Chironjeet Das Joy, Abdulla Hil Kafi, Raihana Shams Islam Antara,
IAC, 2025 (Submitted)
This paper presents a neural network-based stabilization algorithm for hexa-copters in Mars-like wind conditions, addressing the limitations of PID controllers that struggle with dynamic winds, causing energy inefficiency. Using a supervised learning approach, the neural network adjusts motor thrust and rotor positions to enhance stability. Simulations with Dryden and Von Kármán turbulence models generate realistic Martian wind data, integrated into a Gazebo-ROS2 environment. Performance is evaluated on positional drift, tilt error, and power consumption. Results show that NN-based controllers improve stability, reduce energy use, and offer better performance in gusty winds compared to PID controllers, with potential for future Mars exploration.

Tasfin Mahmud, Tayab Uddin Wara, Chironjeet Das Joy,
Heliyon, (Under Review)
This study examines factors contributing to malnutrition in under-five children using data from the MICS-2019 survey, employing Decision Tree, Random Forest, Support Vector Machine, and Multi-layer Perceptron (MLP) models. Random Forest and MLP showed excellent performance, with accuracies of 98.55% and 98.69%, respectively. Pearson correlation analysis revealed key factors like Weight for Age Z Score (WAZ2), Weight for Height Z Score (WHZ2), and breastfeeding status as significant contributors to malnutrition. The findings provide valuable insights into the classification and prediction of malnutrition stages.

Abdulla Hil Kafi, Chironjeet Das Joy, Prapty Majumder Golpa, Raihana Shams Islam Antara,
IAC, 2023
Engineered and deployed a sophisticated time series data acquisition system for the Satellite Ground Sensory Terminal Project, leveraging an array of sensory inputs to facilitate remote monitoring of agricultural fields in rural locations through the KITSUNE Satellite. This system was meticulously designed to be compact and readily deployable, playing a pivotal role in the conceptualization and successful implementation of the project. (Lead system developer)
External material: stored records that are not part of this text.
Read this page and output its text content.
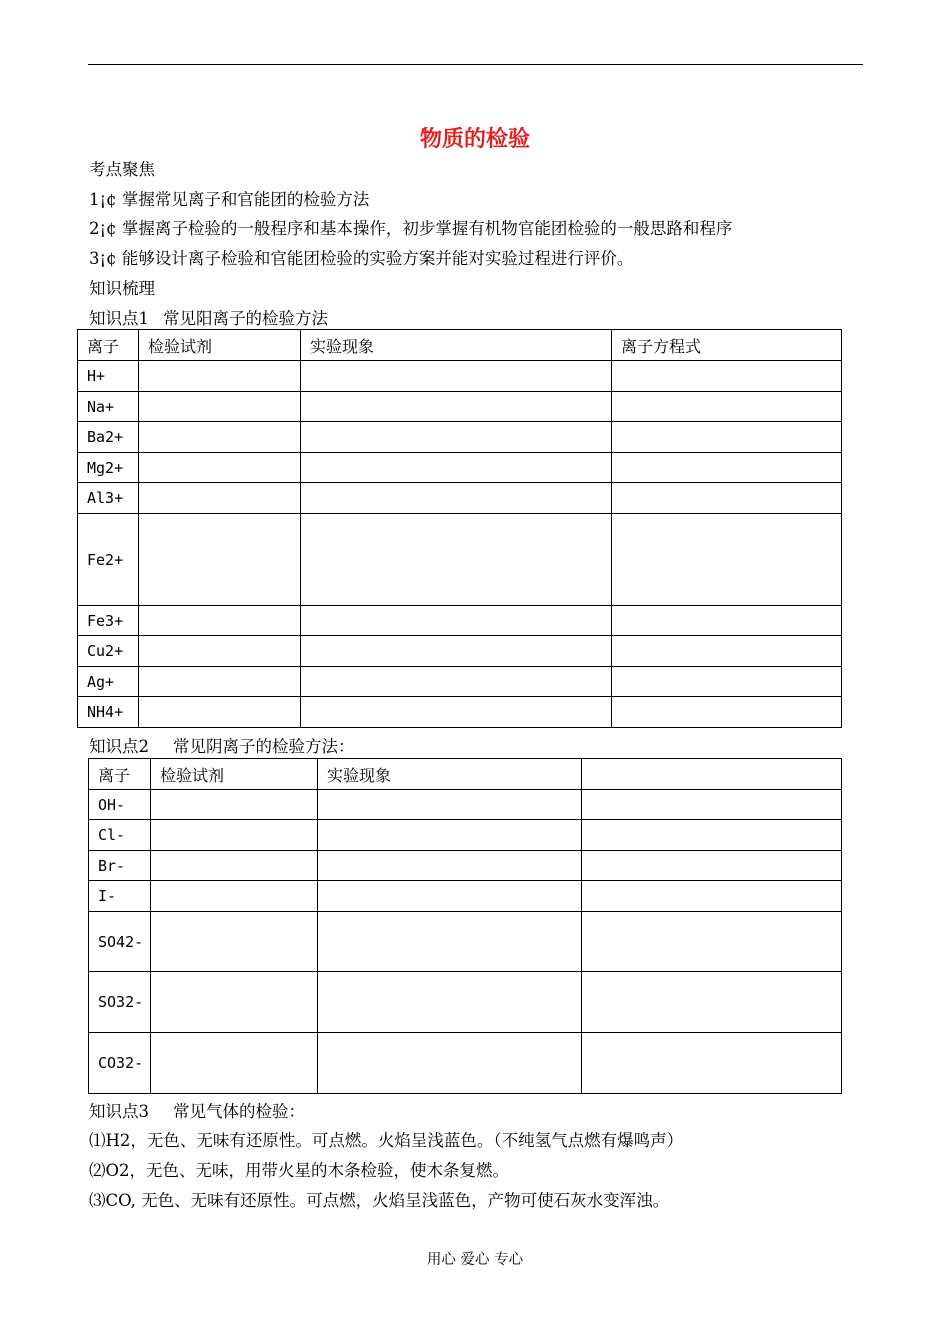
物质的检验

考点聚焦

1¡¢ 掌握常见离子和官能团的检验方法

2¡¢ 掌握离子检验的一般程序和基本操作，初步掌握有机物官能团检验的一般思路和程序

3¡¢ 能够设计离子检验和官能团检验的实验方案并能对实验过程进行评价。

知识梳理

知识点1 常见阳离子的检验方法

离子	检验试剂	实验现象	离子方程式
H+			
Na+			
Ba2+			
Mg2+			
Al3+			
Fe2+			
Fe3+			
Cu2+			
Ag+			
NH4+			

知识点2 常见阴离子的检验方法：

离子	检验试剂	实验现象	
OH-			
Cl-			
Br-			
I-			
SO42-			
SO32-			
CO32-			

知识点3 常见气体的检验：

⑴H2，无色、无味有还原性。可点燃。火焰呈浅蓝色。（不纯氢气点燃有爆鸣声）

⑵O2，无色、无味，用带火星的木条检验，使木条复燃。

⑶CO, 无色、无味有还原性。可点燃，火焰呈浅蓝色，产物可使石灰水变浑浊。

用心 爱心 专心
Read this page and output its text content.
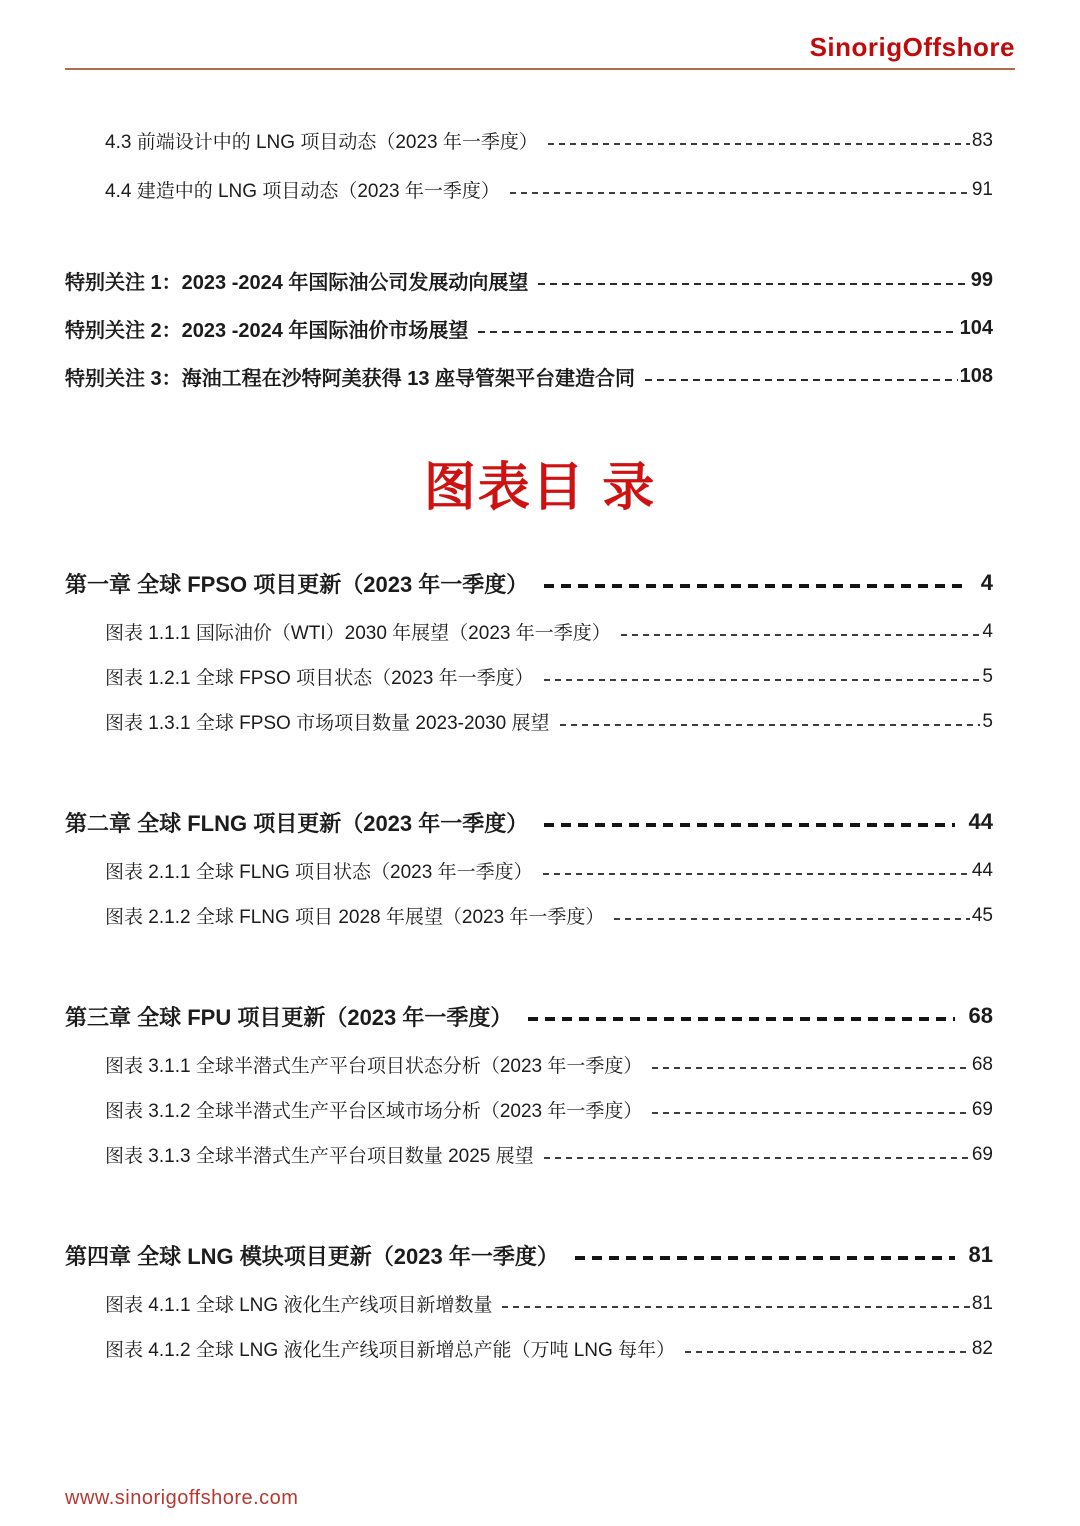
SinorigOffshore
4.3 前端设计中的 LNG 项目动态（2023 年一季度）	83
4.4 建造中的 LNG 项目动态（2023 年一季度）	91
特别关注 1：2023 -2024 年国际油公司发展动向展望	99
特别关注 2：2023 -2024 年国际油价市场展望	104
特别关注 3：海油工程在沙特阿美获得 13 座导管架平台建造合同	108
图表目 录
第一章 全球 FPSO 项目更新（2023 年一季度）	4
图表 1.1.1 国际油价（WTI）2030 年展望（2023 年一季度）	4
图表 1.2.1 全球 FPSO 项目状态（2023 年一季度）	5
图表 1.3.1 全球 FPSO 市场项目数量 2023-2030 展望	5
第二章 全球 FLNG 项目更新（2023 年一季度）	44
图表 2.1.1 全球 FLNG 项目状态（2023 年一季度）	44
图表 2.1.2 全球 FLNG 项目 2028 年展望（2023 年一季度）	45
第三章 全球 FPU 项目更新（2023 年一季度）	68
图表 3.1.1 全球半潜式生产平台项目状态分析（2023 年一季度）	68
图表 3.1.2 全球半潜式生产平台区域市场分析（2023 年一季度）	69
图表 3.1.3 全球半潜式生产平台项目数量 2025 展望	69
第四章 全球 LNG 模块项目更新（2023 年一季度）	81
图表 4.1.1 全球 LNG 液化生产线项目新增数量	81
图表 4.1.2 全球 LNG 液化生产线项目新增总产能（万吨 LNG 每年）	82
www.sinorigoffshore.com
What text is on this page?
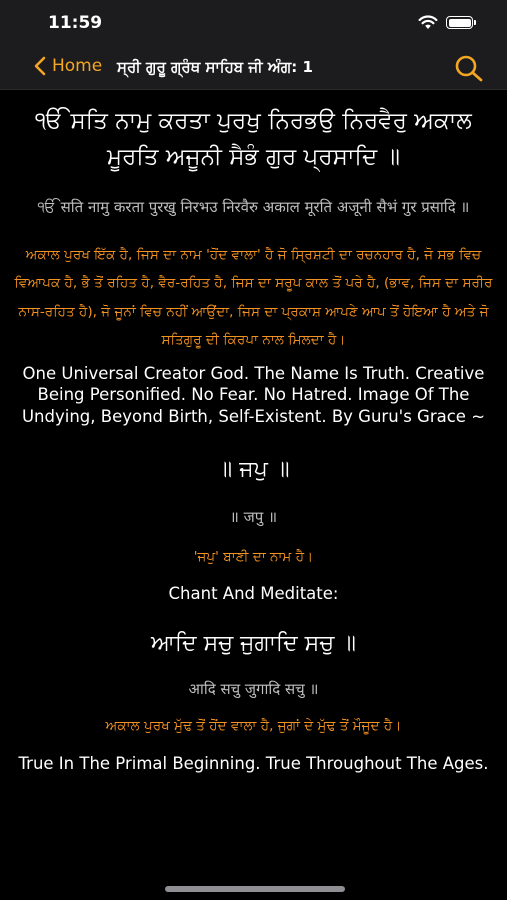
11:59
Home ਸ੍ਰੀ ਗੁਰੂ ਗ੍ਰੰਥ ਸਾਹਿਬ ਜੀ ਅੰਗ: 1
ੴ ਸਤਿ ਨਾਮੁ ਕਰਤਾ ਪੁਰਖੁ ਨਿਰਭਉ ਨਿਰਵੈਰੁ ਅਕਾਲ ਮੂਰਤਿ ਅਜੂਨੀ ਸੈਭੰ ਗੁਰ ਪ੍ਰਸਾਦਿ ॥
ੴ सति नामु करता पुरखु निरभउ निरवैरु अकाल मूरति अजूनी सैभं गुर प्रसादि ॥
ਅਕਾਲ ਪੁਰਖ ਇੱਕ ਹੈ, ਜਿਸ ਦਾ ਨਾਮ 'ਹੋਂਦ ਵਾਲਾ' ਹੈ ਜੋ ਸ੍ਰਿਸ਼ਟੀ ਦਾ ਰਚਨਹਾਰ ਹੈ, ਜੋ ਸਭ ਵਿਚ ਵਿਆਪਕ ਹੈ, ਭੈ ਤੋਂ ਰਹਿਤ ਹੈ, ਵੈਰ-ਰਹਿਤ ਹੈ, ਜਿਸ ਦਾ ਸਰੂਪ ਕਾਲ ਤੋਂ ਪਰੇ ਹੈ, (ਭਾਵ, ਜਿਸ ਦਾ ਸਰੀਰ ਨਾਸ-ਰਹਿਤ ਹੈ), ਜੋ ਜੂਨਾਂ ਵਿਚ ਨਹੀਂ ਆਉਂਦਾ, ਜਿਸ ਦਾ ਪ੍ਰਕਾਸ਼ ਆਪਣੇ ਆਪ ਤੋਂ ਹੋਇਆ ਹੈ ਅਤੇ ਜੋ ਸਤਿਗੁਰੂ ਦੀ ਕਿਰਪਾ ਨਾਲ ਮਿਲਦਾ ਹੈ।
One Universal Creator God. The Name Is Truth. Creative Being Personified. No Fear. No Hatred. Image Of The Undying, Beyond Birth, Self-Existent. By Guru's Grace ~
॥ ਜਪੁ ॥
॥ जपु ॥
'ਜਪੁ' ਬਾਣੀ ਦਾ ਨਾਮ ਹੈ।
Chant And Meditate:
ਆਦਿ ਸਚੁ ਜੁਗਾਦਿ ਸਚੁ ॥
आदि सचु जुगादि सचु ॥
ਅਕਾਲ ਪੁਰਖ ਮੁੱਢ ਤੋਂ ਹੋਂਦ ਵਾਲਾ ਹੈ, ਜੁਗਾਂ ਦੇ ਮੁੱਢ ਤੋਂ ਮੌਜੂਦ ਹੈ।
True In The Primal Beginning. True Throughout The Ages.
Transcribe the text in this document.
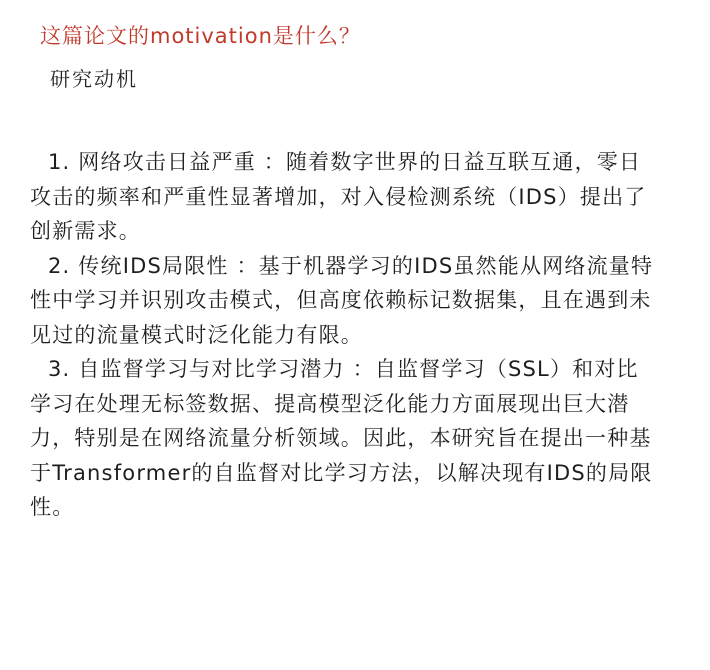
这篇论文的motivation是什么？
研究动机

1. 网络攻击日益严重 ：随着数字世界的日益互联互通，零日攻击的频率和严重性显著增加，对入侵检测系统（IDS）提出了创新需求。

2. 传统IDS局限性 ：基于机器学习的IDS虽然能从网络流量特性中学习并识别攻击模式，但高度依赖标记数据集，且在遇到未见过的流量模式时泛化能力有限。

3. 自监督学习与对比学习潜力 ：自监督学习（SSL）和对比学习在处理无标签数据、提高模型泛化能力方面展现出巨大潜力，特别是在网络流量分析领域。因此，本研究旨在提出一种基于Transformer的自监督对比学习方法，以解决现有IDS的局限性。
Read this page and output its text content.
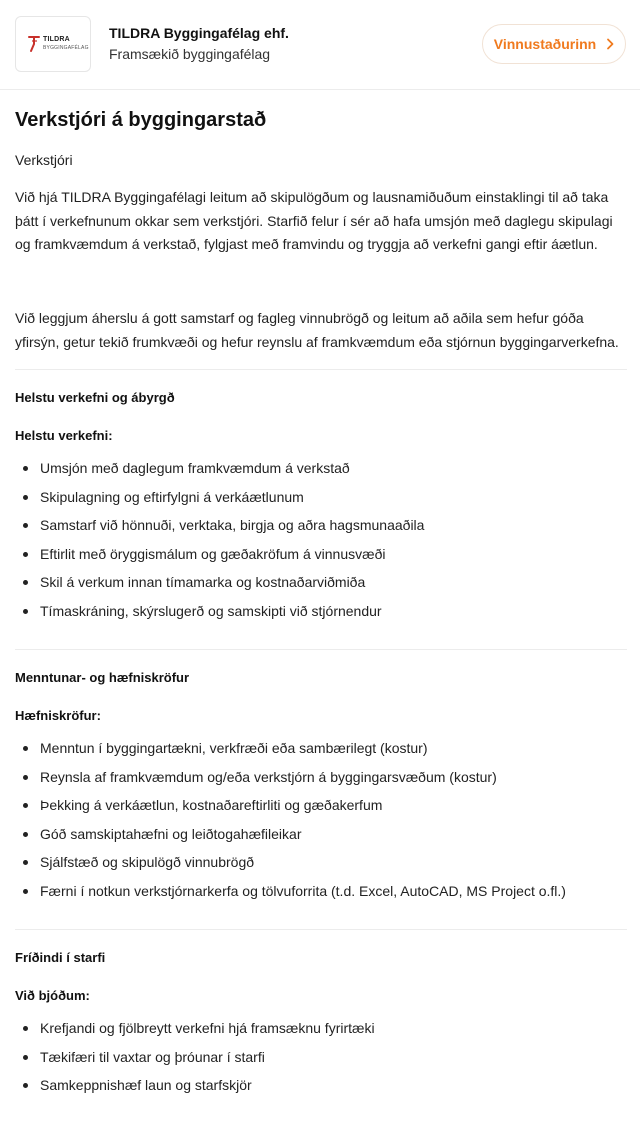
TILDRA
BYGGINGAFÉLAG
TILDRA Byggingafélag ehf.
Framsækið byggingafélag
Vinnustaðurinn
Verkstjóri á byggingarstað
Verkstjóri

Við hjá TILDRA Byggingafélagi leitum að skipulögðum og lausnamiðuðum einstaklingi til að taka þátt í verkefnunum okkar sem verkstjóri. Starfið felur í sér að hafa umsjón með daglegu skipulagi og framkvæmdum á verkstað, fylgjast með framvindu og tryggja að verkefni gangi eftir áætlun.

Við leggjum áherslu á gott samstarf og fagleg vinnubrögð og leitum að aðila sem hefur góða yfirsýn, getur tekið frumkvæði og hefur reynslu af framkvæmdum eða stjórnun byggingarverkefna.

Helstu verkefni og ábyrgð
Helstu verkefni:
Umsjón með daglegum framkvæmdum á verkstað
Skipulagning og eftirfylgni á verkáætlunum
Samstarf við hönnuði, verktaka, birgja og aðra hagsmunaaðila
Eftirlit með öryggismálum og gæðakröfum á vinnusvæði
Skil á verkum innan tímamarka og kostnaðarviðmiða
Tímaskráning, skýrslugerð og samskipti við stjórnendur
Menntunar- og hæfniskröfur
Hæfniskröfur:
Menntun í byggingartækni, verkfræði eða sambærilegt (kostur)
Reynsla af framkvæmdum og/eða verkstjórn á byggingarsvæðum (kostur)
Þekking á verkáætlun, kostnaðareftirliti og gæðakerfum
Góð samskiptahæfni og leiðtogahæfileikar
Sjálfstæð og skipulögð vinnubrögð
Færni í notkun verkstjórnarkerfa og tölvuforrita (t.d. Excel, AutoCAD, MS Project o.fl.)
Fríðindi í starfi
Við bjóðum:
Krefjandi og fjölbreytt verkefni hjá framsæknu fyrirtæki
Tækifæri til vaxtar og þróunar í starfi
Samkeppnishæf laun og starfskjör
Chironjeet Das Joy, Raihana Shams Islam Antara, Abdulla Hil Kafi,
IAC, 2023
Global inflation rose from 4.7% in 2021 to 8.8% in 2022, driven by rising fuel prices and supply chain disruptions. Electronics manufacturers face material shortages and high costs, with no immediate relief despite central banks' efforts.
Selected Grad Course and Other Projects

EEE383 Electronic System Design with Abdulla Hil Kafi,
Partnered with five graduate students on a NANO Satellite project, focusing on data collection and transmission from multiple ground stations to a centralized control system. I was responsible for designing and implementing both the payload and communication subsystems.

(Independent project)
Named after the Fourth Hokage's teleportation technique in "Naruto," the Flying Raijin is a custom-built 5-inch FPV drone engineered for exceptional speed, accelerating from 0 to 150 km/h in just 2 seconds, as verified by the onboard GPS module. The drone utilizes an STM32 F411 MCU and operates on a 16V system. It is equipped with a high-resolution camera, a low-latency video transmitter, and multiple onboard sensors, all of which enhance the system's overall performance and capabilities.